Russian aggression in the Sea of Azov, where it seized three Ukrainian naval vessels late last year, is a reminder that we need to take deterrence capability in the Black Sea region more seriously.  Take Romania, home to a US Air Force base and one thousand troops. In the event of a military flashpoint in or around Romania, NATO reinforcements would have to come from the North and the West over the Carpathian Mountains. Without highways and rail networks to move heavy equipment over the Carpathians quickly, our deterrence capability in Romania and Bulgaria will be limited.

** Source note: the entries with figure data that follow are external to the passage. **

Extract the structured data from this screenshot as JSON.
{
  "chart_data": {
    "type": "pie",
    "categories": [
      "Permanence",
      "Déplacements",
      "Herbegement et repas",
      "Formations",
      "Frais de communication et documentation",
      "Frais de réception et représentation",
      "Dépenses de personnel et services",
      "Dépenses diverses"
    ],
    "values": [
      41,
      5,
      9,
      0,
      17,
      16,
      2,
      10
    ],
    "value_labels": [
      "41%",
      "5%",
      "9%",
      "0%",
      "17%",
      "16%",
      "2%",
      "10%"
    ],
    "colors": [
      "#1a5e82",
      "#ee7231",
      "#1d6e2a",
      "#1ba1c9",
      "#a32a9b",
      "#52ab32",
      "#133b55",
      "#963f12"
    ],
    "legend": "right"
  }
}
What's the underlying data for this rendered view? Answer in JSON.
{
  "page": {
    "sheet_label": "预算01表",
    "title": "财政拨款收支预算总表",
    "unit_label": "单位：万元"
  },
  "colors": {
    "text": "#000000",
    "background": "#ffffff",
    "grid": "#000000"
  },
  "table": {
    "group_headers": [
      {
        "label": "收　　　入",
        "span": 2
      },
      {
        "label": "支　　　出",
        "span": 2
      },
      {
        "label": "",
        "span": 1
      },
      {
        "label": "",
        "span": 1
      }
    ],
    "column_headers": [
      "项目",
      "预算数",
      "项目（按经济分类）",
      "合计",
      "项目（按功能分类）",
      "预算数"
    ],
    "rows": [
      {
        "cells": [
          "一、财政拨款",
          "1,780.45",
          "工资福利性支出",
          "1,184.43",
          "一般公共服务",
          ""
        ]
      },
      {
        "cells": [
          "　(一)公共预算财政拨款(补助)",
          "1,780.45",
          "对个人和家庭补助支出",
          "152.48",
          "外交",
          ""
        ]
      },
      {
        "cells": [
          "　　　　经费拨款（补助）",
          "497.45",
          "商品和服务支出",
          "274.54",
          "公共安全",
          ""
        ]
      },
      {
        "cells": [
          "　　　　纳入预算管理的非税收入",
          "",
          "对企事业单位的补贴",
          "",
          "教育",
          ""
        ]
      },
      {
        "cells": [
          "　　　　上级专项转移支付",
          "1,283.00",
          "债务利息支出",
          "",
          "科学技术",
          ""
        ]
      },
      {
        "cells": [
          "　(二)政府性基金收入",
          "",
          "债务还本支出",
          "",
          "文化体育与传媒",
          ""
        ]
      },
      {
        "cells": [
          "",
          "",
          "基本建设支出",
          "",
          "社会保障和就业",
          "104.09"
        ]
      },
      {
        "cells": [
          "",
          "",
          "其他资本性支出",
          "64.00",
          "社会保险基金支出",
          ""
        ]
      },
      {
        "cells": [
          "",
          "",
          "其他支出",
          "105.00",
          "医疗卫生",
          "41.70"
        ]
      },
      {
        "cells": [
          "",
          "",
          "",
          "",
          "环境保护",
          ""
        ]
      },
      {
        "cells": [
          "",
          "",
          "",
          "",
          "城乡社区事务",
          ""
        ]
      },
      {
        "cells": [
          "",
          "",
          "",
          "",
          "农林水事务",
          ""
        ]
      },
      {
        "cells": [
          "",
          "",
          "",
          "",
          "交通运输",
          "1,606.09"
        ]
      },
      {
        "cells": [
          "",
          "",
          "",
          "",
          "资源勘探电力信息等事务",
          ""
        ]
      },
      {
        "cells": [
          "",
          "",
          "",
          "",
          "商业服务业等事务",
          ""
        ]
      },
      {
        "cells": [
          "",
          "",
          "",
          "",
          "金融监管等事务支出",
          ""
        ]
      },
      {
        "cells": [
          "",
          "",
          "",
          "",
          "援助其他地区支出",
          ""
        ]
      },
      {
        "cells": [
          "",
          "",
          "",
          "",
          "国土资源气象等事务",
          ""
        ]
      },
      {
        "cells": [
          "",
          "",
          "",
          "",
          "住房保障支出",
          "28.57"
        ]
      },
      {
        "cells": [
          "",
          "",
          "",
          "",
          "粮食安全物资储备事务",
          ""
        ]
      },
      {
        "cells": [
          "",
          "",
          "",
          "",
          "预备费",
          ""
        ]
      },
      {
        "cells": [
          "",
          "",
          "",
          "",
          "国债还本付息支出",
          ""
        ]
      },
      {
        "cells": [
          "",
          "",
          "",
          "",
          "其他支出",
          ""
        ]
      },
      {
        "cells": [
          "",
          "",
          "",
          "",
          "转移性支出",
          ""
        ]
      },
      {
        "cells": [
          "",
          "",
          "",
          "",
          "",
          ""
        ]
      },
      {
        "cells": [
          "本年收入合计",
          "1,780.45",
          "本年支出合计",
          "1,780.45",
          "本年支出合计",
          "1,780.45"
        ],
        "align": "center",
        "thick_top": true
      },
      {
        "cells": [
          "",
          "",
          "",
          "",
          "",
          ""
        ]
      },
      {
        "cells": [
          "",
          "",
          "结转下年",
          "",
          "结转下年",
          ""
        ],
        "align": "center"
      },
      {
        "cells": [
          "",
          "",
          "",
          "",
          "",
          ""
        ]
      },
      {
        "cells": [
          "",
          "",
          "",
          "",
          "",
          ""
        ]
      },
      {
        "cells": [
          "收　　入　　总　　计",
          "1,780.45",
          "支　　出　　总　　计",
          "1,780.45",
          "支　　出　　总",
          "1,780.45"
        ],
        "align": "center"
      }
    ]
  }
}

That is why we need to be thinking more about how to strengthen and improve European bridges, highways, rail networks as well as airports and seaports to allow quicker ground movement. NATO’s European members have been criticised – and rightly so – for not spending 2% of their GDP on defence.  As the Alliance faces new challenges, it also needs to become more flexible, more creative. There are ways that NATO members can contribute, for example by improving infrastructure and freedom of movement as well as providing ammunition and fuel. Money spent in these areas should count towards the 2% defence spending target. We should also work towards reducing red tape within NATO member states relating to the supply of fuel and other essential goods provided to Alliance army bases.

Let us not get bogged down with doctrinal arguments for and against surges in Syria and Afghanistan. What counts in the war of the 21st century is mobility, an ever-present awareness of how an enemy can paralyse Western armies, mess up co-ordination between multi-national forces and score at the very least a propaganda success against the West. Logistics is a practical, military science. It needs to be taken seriously and to be properly funded by governments. If they neglect to do this, a once-powerful alliance will end up looking weak and in disarray.